On the base of our data, it is reasonable to claim that high-molecular-weight proteins can influence the aggregation of RBCs. It was shown that the increase in dextran molecular mass causes the increase in the radius of aggregates, without considerable changes in their porosity. This suggests that with increasing dextran molecular mass within investigated range the RBC aggregation increased. This may also be true for conglomerates of oxidized albumin such as AOPPs. High-molecular-weight AOPPs are mainly aggregates of albumin created via disulfide bridges and/or dityrosine cross-linking43,44. The level of AOPPs is raised in many diseases, including renal failure, diabetes, atherosclerosis, breast and colon cancer, Alzheimer’s disease and chronic myeloid leukemia but also increases with age45,46,47,48,49,50.

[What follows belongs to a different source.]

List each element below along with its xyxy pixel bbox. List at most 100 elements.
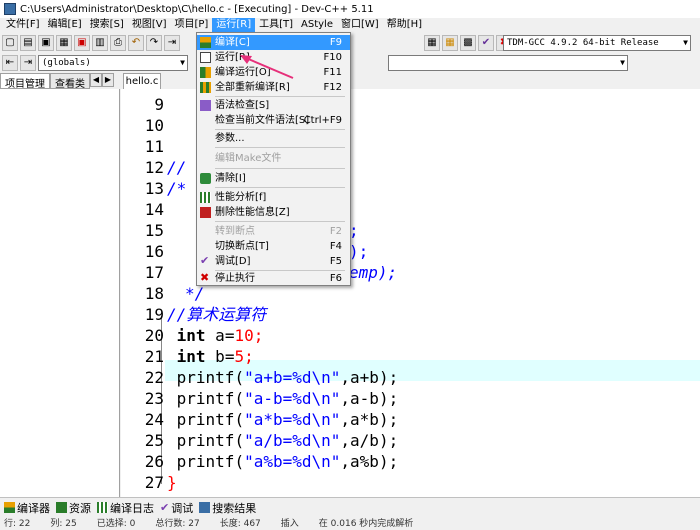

Our experiment may also provide insight into the mechanism underlying thrombosis and the formation of blood clots in COVID-19 pathology and other acute infection. There is a strong link between the aggregation of RBCs and thrombosis2,51,52. Many studies have shown increased peripheral blood neutrophil activation with excessive development of Neutrophil Extracellular Traps (NETs) in COVID-19 patients due to aberrant immune response and higher virus replication53,54,55,56. It has been investigated that chlorine compounds produced by activated neutrophils in viral or bacterial infection lead to oxidative modification of albumin and the formation of AOPPs57,58. Indeed, the results of our previous study revealed that elevated level of AOPPs is associated with inflammation during the course of COVID-19-related pneumonia59. Interestingly, RBCs aggregation was also found to increase in patients with COVID-193. In this study, patients with pulmonary lesions had higher aggregation of RBCs and enhanced coagulation.

We also hypothesize that the production of advanced lipoxidation end-products (ALEs-HSA) that formulate in reaction albumin with aldehyde may also contribute to the elevated aggregation of RBCs and thus participate in thrombosis events. Aldehyde products are created by lipid peroxidation due to oxidative stress in cells. It has been found that the modification of HSA with malondialdehyde (MDA) can also result in the aggregation of albumin60. Higher lipid peroxidation levels and increases in the concentration of aldehydes are associated with many diseases61,62,63. For example, hypoxic respiratory failure can contribute to the aggregation of albumin as hypoxic cells produce larger amounts of aldehydes and free radicals64,65,66. Also, the increased severity of the disease in COVID-19 patients was associated with lipid peroxidation levels67,68. In this light, the in-vitro tests of the influence of AOPPs or ALEs on RBCs aggregation seem to be urgently needed.

Conclusion

This study increases understanding of the relationship between size and concentration of protein and the properties of arising RBC aggregates. It also enhances knowledge about dextran as a plasma substitute in medical treatment. The RBC aggregation at different dextran concentrations and different molecular weights may reflect the in-vivo behavior of erythrocytes in various pathological conditions, since in many diseases, there is an increase in the concentration of large proteins such as fibrinogen and the formation of protein aggregates. The differences of the structure of aggregates formed under different conditions, found here, therefore seems to be an important issue and should be further investigated.